Отец Амвросий и отец Серафим стояли оглушенные, с недоумением на лицах. Выступление Иннокентия показало им, что инок не из глупого десятка и многое может сделать. Архиепископ Серафим кусал губы и торопился со службой. А отец Амвросий словно сквозь туман смотрел и слушал богослужение, как ненужный, надоедливый рассказ близкого, но обидчивого товарища.
Хам победил. Это было для всех очевидно. Князья церкви вынуждены были это признать и покориться. Негодование кипело в сердцах, и хотелось смять этого вахлака в кулак, смять и раздавить.

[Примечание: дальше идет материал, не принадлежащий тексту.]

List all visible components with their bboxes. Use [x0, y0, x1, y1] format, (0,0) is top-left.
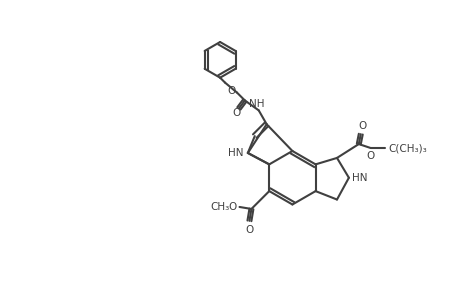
- Text: CH₃: CH₃: [210, 202, 229, 212]
- Text: C(CH₃)₃: C(CH₃)₃: [388, 143, 426, 153]
- Text: O: O: [228, 202, 236, 212]
- Text: O: O: [358, 121, 366, 131]
- Text: O: O: [366, 151, 374, 161]
- Text: NH: NH: [248, 99, 264, 110]
- Text: O: O: [232, 108, 241, 118]
- Text: HN: HN: [228, 148, 243, 158]
- Text: O: O: [245, 225, 253, 235]
- Text: O: O: [227, 85, 235, 96]
- Text: HN: HN: [351, 173, 367, 183]
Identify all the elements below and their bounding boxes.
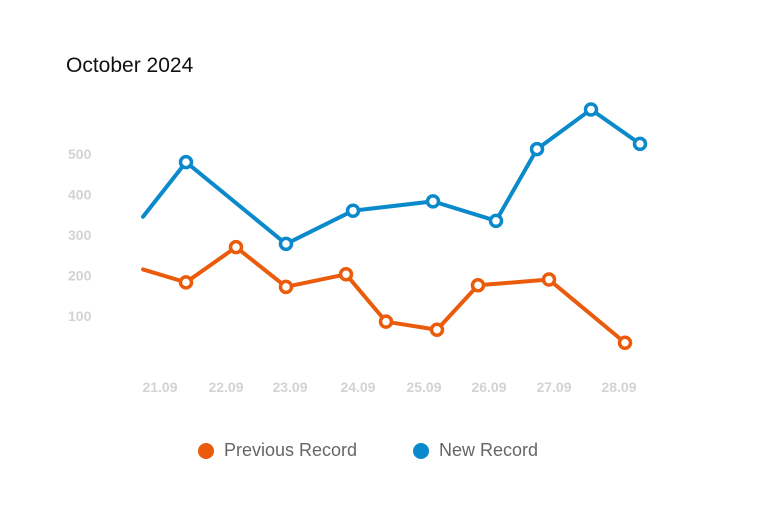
- x-tick-label: 27.09: [536, 379, 571, 395]
- data-point-new-record[interactable]: [632, 136, 648, 152]
- x-tick-label: 22.09: [208, 379, 243, 395]
- legend-marker-new-record: [413, 442, 429, 459]
- x-tick-label: 28.09: [601, 379, 636, 395]
- x-tick-label: 23.09: [272, 379, 307, 395]
- data-point-previous-record[interactable]: [429, 322, 445, 338]
- data-point-new-record[interactable]: [583, 102, 599, 117]
- data-point-new-record[interactable]: [178, 154, 194, 170]
- y-tick-label: 500: [68, 146, 92, 162]
- data-point-previous-record[interactable]: [278, 279, 294, 295]
- series-line-previous-record: [141, 245, 627, 345]
- chart-title: October 2024: [66, 54, 194, 77]
- legend-item-previous-record[interactable]: Previous Record: [198, 440, 357, 461]
- data-point-new-record[interactable]: [278, 236, 294, 252]
- y-tick-label: 100: [68, 308, 92, 324]
- data-point-new-record[interactable]: [425, 194, 441, 209]
- legend-marker-previous-record: [198, 442, 214, 459]
- legend-item-new-record[interactable]: New Record: [413, 440, 538, 461]
- x-tick-label: 26.09: [471, 379, 506, 395]
- x-tick-label: 25.09: [406, 379, 441, 395]
- data-point-previous-record[interactable]: [541, 272, 557, 287]
- legend-label-previous-record: Previous Record: [224, 440, 358, 460]
- series-line-new-record: [141, 107, 642, 246]
- y-tick-label: 400: [68, 187, 92, 203]
- data-point-previous-record[interactable]: [617, 335, 633, 350]
- y-tick-label: 200: [68, 268, 92, 284]
- x-tick-label: 21.09: [142, 379, 177, 395]
- data-point-new-record[interactable]: [488, 213, 504, 229]
- x-tick-label: 24.09: [340, 379, 375, 395]
- data-point-previous-record[interactable]: [470, 277, 486, 293]
- data-point-previous-record[interactable]: [178, 275, 194, 290]
- data-point-previous-record[interactable]: [378, 314, 394, 329]
- legend-label-new-record: New Record: [439, 440, 539, 460]
- y-tick-label: 300: [68, 227, 92, 243]
- data-point-previous-record[interactable]: [338, 267, 354, 282]
- data-point-previous-record[interactable]: [228, 239, 244, 255]
- data-point-new-record[interactable]: [529, 141, 545, 157]
- data-point-new-record[interactable]: [345, 203, 361, 218]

На прощание князья церкви только пристально посмотрели в глаза друг другу и разошлись злые.
5
Семен Бостанику — богач. Семена Бостанику уже третий раз избирают старостой. Семена Бостанику почитает все село, а хутор его посещает сам становой.
Семена проклинает вся волость. Не один суд он выиграл, тряхнув мошной. Там, где и не прав был, — чистым выходил. Усмехался себе в длинный черный ус, гладил бороду и тихо напевал. Почти вся волость ходит на отработки к Семену, одним словом — богач. Жали за десятый сноп. Знали: паук не отпустит, пока не высосет.
— Уже новую межу ирод прокладывает, — говорили сельчане весной или осенью, когда ехали в поле.
Семен никогда не пахал по старой меже. Хоть вершок, да прихватит к прошлогоднему. Волнения 1905 года взбудоражили Бессарабию. Кое-где полыхало небо господскими скирдами. Поглядывали и на Бостанику.
— С живых не слезу, — похвалялся он. — Пусть только сожгут. Всем селом будут отрабатывать.